注目を集める物流業界に飛び込んだ美人女性コンサルが物流現場改善と恋愛の狭間で葛藤しつつも成長していくストーリーです。


売れっ子物流コンサルタント


2023年12月東京

 押出しのよい小太りの物流コンサルタント竹本健三が主催する「サプライチェーン・ロジスティクスセミナー」の会場には立すいの余地がないほど、受講者が詰め掛けていた。セミナー会場には異様とも思える熱気が渦巻いていた。

 近年、物流セミナーへの企業の関心が高まっているが、竹本のセミナーも開けば満員、大盛況であった。
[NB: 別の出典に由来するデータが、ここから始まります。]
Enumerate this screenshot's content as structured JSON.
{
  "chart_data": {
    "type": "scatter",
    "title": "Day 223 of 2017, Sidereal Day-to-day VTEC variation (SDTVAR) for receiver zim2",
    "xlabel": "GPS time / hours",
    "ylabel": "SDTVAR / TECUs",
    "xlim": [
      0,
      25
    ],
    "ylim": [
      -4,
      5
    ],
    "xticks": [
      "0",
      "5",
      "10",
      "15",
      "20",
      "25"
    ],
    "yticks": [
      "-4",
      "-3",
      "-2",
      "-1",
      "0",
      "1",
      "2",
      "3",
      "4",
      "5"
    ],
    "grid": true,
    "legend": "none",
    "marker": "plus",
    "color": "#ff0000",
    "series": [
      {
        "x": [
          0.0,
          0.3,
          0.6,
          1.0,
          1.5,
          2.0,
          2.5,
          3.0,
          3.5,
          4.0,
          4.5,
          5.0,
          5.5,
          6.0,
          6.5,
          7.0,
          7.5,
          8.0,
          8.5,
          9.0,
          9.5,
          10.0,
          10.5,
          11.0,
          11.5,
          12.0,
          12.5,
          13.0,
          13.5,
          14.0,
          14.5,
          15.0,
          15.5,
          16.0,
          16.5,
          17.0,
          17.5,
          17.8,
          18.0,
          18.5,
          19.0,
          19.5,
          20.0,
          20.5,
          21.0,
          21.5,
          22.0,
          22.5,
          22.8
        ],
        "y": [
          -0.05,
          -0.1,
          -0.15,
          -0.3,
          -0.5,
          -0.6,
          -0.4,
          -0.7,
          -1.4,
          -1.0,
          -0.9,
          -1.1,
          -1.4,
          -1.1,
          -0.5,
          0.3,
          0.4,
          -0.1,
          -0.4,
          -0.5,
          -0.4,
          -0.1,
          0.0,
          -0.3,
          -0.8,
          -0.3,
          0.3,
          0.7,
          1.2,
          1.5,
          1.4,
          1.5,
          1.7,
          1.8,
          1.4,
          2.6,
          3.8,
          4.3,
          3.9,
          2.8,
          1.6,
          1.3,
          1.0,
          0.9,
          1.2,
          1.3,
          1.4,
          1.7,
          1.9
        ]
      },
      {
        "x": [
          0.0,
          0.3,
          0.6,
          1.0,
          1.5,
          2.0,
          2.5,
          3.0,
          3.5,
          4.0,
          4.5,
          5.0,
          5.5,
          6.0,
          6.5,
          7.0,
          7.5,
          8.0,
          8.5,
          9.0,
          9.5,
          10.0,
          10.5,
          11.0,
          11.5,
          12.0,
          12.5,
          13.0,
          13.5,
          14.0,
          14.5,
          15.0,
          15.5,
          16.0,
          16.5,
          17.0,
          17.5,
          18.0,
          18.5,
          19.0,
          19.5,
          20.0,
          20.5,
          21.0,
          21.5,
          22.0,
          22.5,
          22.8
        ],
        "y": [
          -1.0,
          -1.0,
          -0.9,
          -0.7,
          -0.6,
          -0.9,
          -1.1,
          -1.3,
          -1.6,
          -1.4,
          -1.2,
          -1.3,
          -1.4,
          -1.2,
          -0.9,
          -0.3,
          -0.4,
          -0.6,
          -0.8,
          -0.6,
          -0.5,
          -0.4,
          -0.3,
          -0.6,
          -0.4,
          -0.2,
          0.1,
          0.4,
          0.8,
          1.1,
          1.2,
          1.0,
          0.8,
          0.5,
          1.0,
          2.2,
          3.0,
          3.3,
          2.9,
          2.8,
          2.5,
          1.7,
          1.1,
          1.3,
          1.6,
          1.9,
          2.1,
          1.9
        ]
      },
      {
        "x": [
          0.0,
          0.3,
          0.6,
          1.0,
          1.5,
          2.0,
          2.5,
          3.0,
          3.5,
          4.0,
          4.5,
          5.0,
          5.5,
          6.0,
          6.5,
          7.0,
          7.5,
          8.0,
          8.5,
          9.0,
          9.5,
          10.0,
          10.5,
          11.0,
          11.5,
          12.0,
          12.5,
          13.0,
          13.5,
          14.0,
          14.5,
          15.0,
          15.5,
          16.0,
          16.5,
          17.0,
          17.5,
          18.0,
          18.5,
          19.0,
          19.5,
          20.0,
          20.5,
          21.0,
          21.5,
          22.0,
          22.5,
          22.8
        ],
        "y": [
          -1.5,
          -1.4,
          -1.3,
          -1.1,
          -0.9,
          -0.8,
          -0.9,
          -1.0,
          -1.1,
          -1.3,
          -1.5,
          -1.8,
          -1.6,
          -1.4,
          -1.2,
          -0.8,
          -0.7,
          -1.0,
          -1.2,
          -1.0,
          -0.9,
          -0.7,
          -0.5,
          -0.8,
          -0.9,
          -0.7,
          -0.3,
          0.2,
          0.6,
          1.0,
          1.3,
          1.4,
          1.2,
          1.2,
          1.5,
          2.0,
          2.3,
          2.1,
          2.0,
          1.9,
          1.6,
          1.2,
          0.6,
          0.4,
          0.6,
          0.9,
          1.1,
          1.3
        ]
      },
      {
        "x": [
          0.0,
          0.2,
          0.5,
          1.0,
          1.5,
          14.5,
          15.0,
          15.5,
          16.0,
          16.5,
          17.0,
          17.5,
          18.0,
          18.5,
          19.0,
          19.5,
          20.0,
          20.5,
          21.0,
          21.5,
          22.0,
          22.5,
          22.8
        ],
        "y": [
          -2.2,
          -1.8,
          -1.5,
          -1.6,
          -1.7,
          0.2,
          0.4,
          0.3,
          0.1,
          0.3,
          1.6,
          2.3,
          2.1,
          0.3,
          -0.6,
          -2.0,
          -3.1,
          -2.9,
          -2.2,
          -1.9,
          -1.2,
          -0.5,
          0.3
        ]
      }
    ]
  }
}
 今年45歳になる竹本は物流コンサルタントとして絶大な人気を誇っていた。大手総合物流企業として知られる山本通運の経営企画部の部長として多くの荷主企業の物流改善を行った経験をもとに独立、みずから「タケモト・ロジスティクス・コンサルティング」(TLC)を設立し、さまざまな企業の物流コンサルを行っていた。

 竹本はプロジェクターで投影された画面に目を見やりながら解説を始めた。この日のテーマは「陳腐化商品在庫と物流効率」についての基本事項の説明であった。

「今日はSCMにおけるオブソリュートストック、すなわち陳腐化商品在庫について説明しましょう。オブソリュートストックとは、商品価値のなくなった貯蔵品のことです。つまり新鮮味や新規性のない陳腐化した商品です。デッドストックになっていることがほとんどなのですが、バランスシートには在庫資産として計上されたままになっています。デッドストックをなくすためには、需要の発生時点と実際の調達、製造、流通のオペレーション時期との時間差を最小限にする必要があります。しかし、受注生産が可能でない商品の場合、デッドストックの発生はある程度、しょうがないとも考えられます。見込み生産の場合、売上げの三割程度はデッドストックになると考えられています。」

竹本が巧みな話術で受講者を魅了しながら物流改善の方策を説明すると会場のあちこちで真剣な眼差しで参加しているセミナーの受講者の何人もがうなずいていた。

「オブソリュートストックは一般的な在庫コストとは違うサプライチェーン上のコストです。デッドストックのコストは財務会計上は明確化されません。また、生産部門からも販売部門からも完全には管理できない在庫となります。つまりオブソリュートストックを回避するにはSCMの緻密な構築と情報共有の徹底が不可欠となるのです」

 プロジェクターで大画面に投影されたパワーポイントの画面が毎分のように小気味よく動く。そして竹本の丁寧な説明が続く。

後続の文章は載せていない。